Лиса-оборотень покупает (по дурости, из любопытства или прельстившись дешевизной) талисман от лис-оборотней. Приносит в дом, ставит где положено. И тут же изгоняется, ясен пень. Хочет вернуться, а в доме талисман. Хороший талисман, качественный. Охраняет на славу.

(Вот примерно так я и живу, ага.)

Эта книга посвящается Инне,

которая любит звонить мне по телефону, рассказывать содержание своих снов и спрашивать: что это означает?

Почему ей это так интересно? По мне, так называемые «сонники», которые позволяют любопытствующим человекам по содержанию снов предсказать ближайшее будущее, совершенно бесполезны. Будущее большинства обывателей и так вполне очевидно; людям скорее нужны техники, позволяющие искренне не знать, даже не догадываться, как пройдет завтрашний день. Но это, конечно, очень сложная задача.

Зато как интересны и полезны были бы «сонники», которые позволяют по событиям дня определить, что человек увидит во сне. Как ни крути, а сны обычно куда более причудливы и непредсказуемы, чем жизнь наяву. И в общем неплохо бы заручиться возможностью на них влиять.

Ну вот, например:

– если наяву долго разглядываешь предметы синего цвета, во сне будет ночь;

– если наяву играешь с чужой кошкой, во сне придется иметь дело с неприятными, но искусными любовниками;

– если наяву пишешь письма, во сне не увидишь их адресатов;

– если наяву много ездишь в автомобиле, во сне места действия будут сменяться сами собой, без дополнительных усилий сновидца.

И так далее.

Эта книга посвящается Диме,

моему соседу по коммунальной квартире, хроническому алкоголику.

Дима был лысым, синеглазым пенсионером, на первый взгляд тихим и безобидным.

По утрам он обретался во дворе, на ступеньках пункта приема стеклотары. Там у местных выпивох был своего рода английский клуб, закрытое мужское сообщество, членство в котором считалось престижным среди прочих пьющих граждан. Выгоды очевидны: близость к источнику дохода, возможность культурного общения с такими великими людьми, как работники приемного пункта, возможность укрыться от ненастья и еще по мелочам.

Чужих с этих ступенек гнали, беззлобно, но и безапелляционно. На моей памяти в этом элитарном обществе появилось лишь одно новое лицо: совсем юный инвалид-афганец. Пожилые алкашики приняли его в качестве «сына полка», баловали, оберегали по мере сил от бытовой жути. Но речь не о нем, а о Диме.

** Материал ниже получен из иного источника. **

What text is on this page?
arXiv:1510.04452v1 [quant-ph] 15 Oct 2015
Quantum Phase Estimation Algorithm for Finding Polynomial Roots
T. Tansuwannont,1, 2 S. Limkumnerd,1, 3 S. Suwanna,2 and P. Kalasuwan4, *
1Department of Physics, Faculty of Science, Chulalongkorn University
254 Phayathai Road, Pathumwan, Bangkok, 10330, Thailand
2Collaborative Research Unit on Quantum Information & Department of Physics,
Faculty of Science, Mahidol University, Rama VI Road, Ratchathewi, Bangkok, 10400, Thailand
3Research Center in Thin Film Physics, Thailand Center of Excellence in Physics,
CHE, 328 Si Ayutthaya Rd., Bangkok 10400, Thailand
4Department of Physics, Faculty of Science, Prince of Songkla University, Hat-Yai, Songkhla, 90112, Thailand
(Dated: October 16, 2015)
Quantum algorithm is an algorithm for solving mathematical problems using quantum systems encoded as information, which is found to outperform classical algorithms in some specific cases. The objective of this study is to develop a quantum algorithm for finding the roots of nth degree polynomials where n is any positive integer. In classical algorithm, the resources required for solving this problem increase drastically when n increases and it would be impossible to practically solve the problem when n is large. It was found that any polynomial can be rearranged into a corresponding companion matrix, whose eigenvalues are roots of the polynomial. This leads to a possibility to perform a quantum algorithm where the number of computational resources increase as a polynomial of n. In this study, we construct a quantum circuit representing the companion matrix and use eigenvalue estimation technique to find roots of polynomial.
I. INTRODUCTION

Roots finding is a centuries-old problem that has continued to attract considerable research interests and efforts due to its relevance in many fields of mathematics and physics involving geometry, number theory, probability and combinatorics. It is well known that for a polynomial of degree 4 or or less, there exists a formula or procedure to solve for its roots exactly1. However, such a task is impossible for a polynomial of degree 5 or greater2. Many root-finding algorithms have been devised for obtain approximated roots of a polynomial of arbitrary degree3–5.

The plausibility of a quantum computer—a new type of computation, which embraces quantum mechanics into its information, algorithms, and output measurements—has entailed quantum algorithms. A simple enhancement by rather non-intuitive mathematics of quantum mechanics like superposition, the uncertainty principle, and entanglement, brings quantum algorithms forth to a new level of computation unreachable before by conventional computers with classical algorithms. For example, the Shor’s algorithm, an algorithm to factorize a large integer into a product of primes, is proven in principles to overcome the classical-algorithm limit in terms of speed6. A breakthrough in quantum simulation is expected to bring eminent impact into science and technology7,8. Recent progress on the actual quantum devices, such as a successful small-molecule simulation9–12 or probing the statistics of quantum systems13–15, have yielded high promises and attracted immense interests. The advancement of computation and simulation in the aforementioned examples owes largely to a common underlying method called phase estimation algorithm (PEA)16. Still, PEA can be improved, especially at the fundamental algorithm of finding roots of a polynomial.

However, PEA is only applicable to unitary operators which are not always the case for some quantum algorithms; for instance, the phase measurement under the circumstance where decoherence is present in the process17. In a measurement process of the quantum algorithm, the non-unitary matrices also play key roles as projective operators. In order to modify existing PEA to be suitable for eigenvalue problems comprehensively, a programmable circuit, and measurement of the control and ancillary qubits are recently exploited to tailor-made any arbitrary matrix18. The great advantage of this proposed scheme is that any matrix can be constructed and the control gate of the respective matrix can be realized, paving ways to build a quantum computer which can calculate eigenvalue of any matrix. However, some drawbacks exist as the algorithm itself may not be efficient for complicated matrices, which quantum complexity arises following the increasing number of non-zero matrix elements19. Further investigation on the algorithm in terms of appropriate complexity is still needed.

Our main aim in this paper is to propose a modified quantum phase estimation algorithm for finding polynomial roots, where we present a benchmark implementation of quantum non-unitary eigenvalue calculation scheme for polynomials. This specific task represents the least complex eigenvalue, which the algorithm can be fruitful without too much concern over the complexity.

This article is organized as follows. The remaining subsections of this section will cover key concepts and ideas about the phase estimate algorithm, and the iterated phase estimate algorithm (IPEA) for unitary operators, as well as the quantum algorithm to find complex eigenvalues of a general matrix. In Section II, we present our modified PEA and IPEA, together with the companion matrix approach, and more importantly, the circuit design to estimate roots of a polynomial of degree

Днем Дима, как правило, возвращался домой, варил серые макароны на кухне, а потом запирался в своей комнате. То ли спал, то ли смотрел телевизор.

Зато по ночам он жил исключительно духовной жизнью. В это время суток душа его смятенно металась по закоулкам мясной темницы, побуждая прочую тушу педантично воспроизводить эти метания в материальном мире.

То есть Дима непрерывно бегал по комнате, а заполночь так и вовсе выскакивал в коммунальный коридор.

Следует отметить, что в домашней обстановке Дима носил голубое нательное белье и по коммунальному коридору скитался исключительно в таком виде. На робкие протесты соседок говорил: «Это домашняя форма одежды пожилого человека!» На что они, женщины, в сущности простые, вербальным хитростям не обученные, не находили резонных возражений.

В ходе ночных метаний Дима обычно общался с космосом посредством громкого говорения выстраданных слов. Чаще всего он кричал в пространство лирическую фразу: «А бабы-то и нет!» – а потом на какое-то время умолкал, прислушивался. Вдруг, дескать, небесам есть что ответить на его вопль?